Colin Allred (259043)

The Democratic Congressional Campaign Committee (DCCC) added nine more candidates to its “Red to Blue” program on Thursday, including the first two Black candidates this cycle to receive the designation highlighting the party’s top House candidates. Thus far the majority of candidates highlighted by the program — which gives candidates fundraising and organizational support in their midterm campaigns — have been women. The DCCC has faced criticism in recent months for not having any Black candidates on the list. Buzzfeed reported in February that the Collective PAC, a group that supports Black congressional candidates, sent the DCCC a letter outlining frustration with the lack of any Black candidates on the “Red to Blue” list.
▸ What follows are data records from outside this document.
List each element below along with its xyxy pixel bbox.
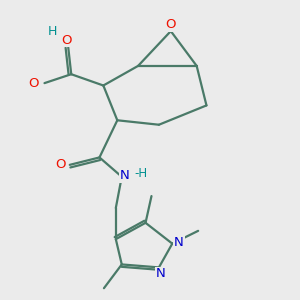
Text: O: O — [28, 77, 38, 90]
Text: N: N — [120, 169, 130, 182]
Text: O: O — [166, 18, 176, 31]
Text: H: H — [48, 25, 58, 38]
Text: -H: -H — [134, 167, 148, 180]
Text: O: O — [56, 158, 66, 171]
Text: N: N — [155, 267, 165, 280]
Text: N: N — [174, 236, 184, 249]
Text: O: O — [61, 34, 72, 46]
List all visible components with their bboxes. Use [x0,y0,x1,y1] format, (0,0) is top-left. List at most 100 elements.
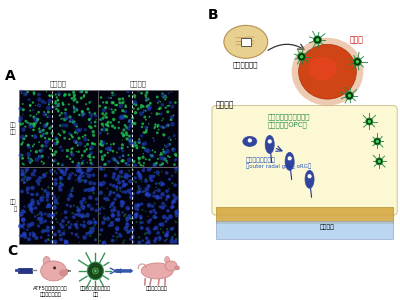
Point [80,170,86,175]
Point [78,156,84,161]
Point [77,141,83,146]
Point [99,157,106,162]
Bar [19,90,98,167]
Point [86,203,92,208]
Point [28,208,34,213]
Point [74,100,80,105]
Point [148,111,155,116]
Point [51,152,58,157]
Point [128,133,135,138]
Point [151,190,157,195]
Point [163,219,169,224]
Point [139,124,145,129]
Point [20,102,26,106]
Point [137,189,143,194]
Point [111,190,117,195]
Point [52,200,59,205]
Circle shape [300,55,303,58]
Point [162,238,168,243]
Point [148,218,154,222]
Point [29,158,35,163]
Point [84,142,91,147]
Point [17,213,24,218]
Point [154,94,160,99]
Point [158,124,165,129]
Point [97,130,103,135]
Point [145,97,151,101]
Point [20,218,26,223]
Point [47,146,54,151]
Bar [241,38,251,46]
Point [20,140,26,145]
Point [90,226,96,231]
Point [46,93,52,98]
Point [163,95,169,100]
Point [74,140,80,144]
Point [40,188,47,193]
Point [52,232,58,237]
Point [104,141,110,146]
Point [157,163,164,168]
Point [80,174,87,178]
Point [146,184,152,189]
Point [164,110,171,114]
Point [29,134,36,138]
Bar [19,167,98,244]
Point [97,211,103,216]
Point [123,130,130,135]
Point [79,89,85,94]
Point [168,227,175,232]
Point [57,180,64,185]
Point [21,222,27,226]
Point [33,236,40,240]
Point [79,203,85,208]
Point [72,139,78,144]
Point [158,152,165,157]
Ellipse shape [165,261,177,271]
Point [140,122,146,126]
Point [87,158,94,162]
Point [70,90,77,95]
Point [101,215,108,220]
Point [165,208,171,213]
Point [57,187,64,192]
Ellipse shape [165,256,170,263]
Text: 歩行機能が改善: 歩行機能が改善 [146,286,168,291]
Point [104,196,110,201]
Point [61,130,68,134]
Point [167,214,174,219]
Point [170,147,177,152]
Point [146,214,152,218]
Point [154,130,160,135]
Point [79,110,85,114]
Point [80,159,86,164]
Point [32,214,38,219]
Point [132,204,138,209]
Point [68,191,74,196]
Point [27,160,34,165]
Point [40,193,46,197]
Point [46,203,53,208]
Point [155,181,162,186]
Point [78,215,85,220]
Point [126,158,132,162]
Point [67,115,73,119]
Point [113,230,120,235]
Point [90,186,97,190]
Text: オリゴデンドロサイト
前駆細胞（OPC）: オリゴデンドロサイト 前駆細胞（OPC） [268,113,310,128]
Point [122,190,129,194]
Point [46,137,52,142]
Point [52,92,59,97]
Point [136,139,142,144]
Point [151,208,157,213]
Point [137,214,144,219]
Point [51,137,57,142]
Point [20,127,27,132]
Point [52,169,58,174]
Point [37,121,44,125]
Point [152,124,158,129]
Point [119,146,125,151]
Point [68,173,74,178]
Point [68,147,75,152]
Point [50,214,56,219]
The two Black candidates whose additions were announced Thursday are Texas’s Colin Allred and Illinois’s Lauren Underwood. Quentin James, the Collective PAC’s executive director, applauded the additions in a statement Thursday as an “important step in the right direction. We are excited our efforts to ensure the DCCC uplifts, highlights and prioritizes black candidates are achieving results,” he said. “Black candidates have just as much talent, fundraising capability and viability as other candidates and they’ve not only earned but deserve national party support. With more black candidates running for Congress than ever in U.S. history this year, it is critically important that we elect a more diverse and reflective Congress in 2018.” The designation is not an endorsement, but an indication that candidates have met certain thresholds about the health of their campaign organization and fundraising operation. Even so, it’s a coveted selection because the DCCC gives these candidates additional resources as they build out a campaign they hope will unseat a Republican incumbent. Allred and Gina Ortiz-Jones, another add to the Red to Blue list on Thursday, have advanced to runoffs in Texas primaries. Allred also finished first in his primary race but could not avoid a runoff. The former professional football player and member of the Obama administration’s Department of Housing and Urban Development is up against another former Obama administration official, Lilian Salerno, for the right to take on Rep. Pete Sessions (R-Texas) in a district that Democratic presidential nominee Hillary Clinton won in 2016, but one where Sessions remains the clear favorite.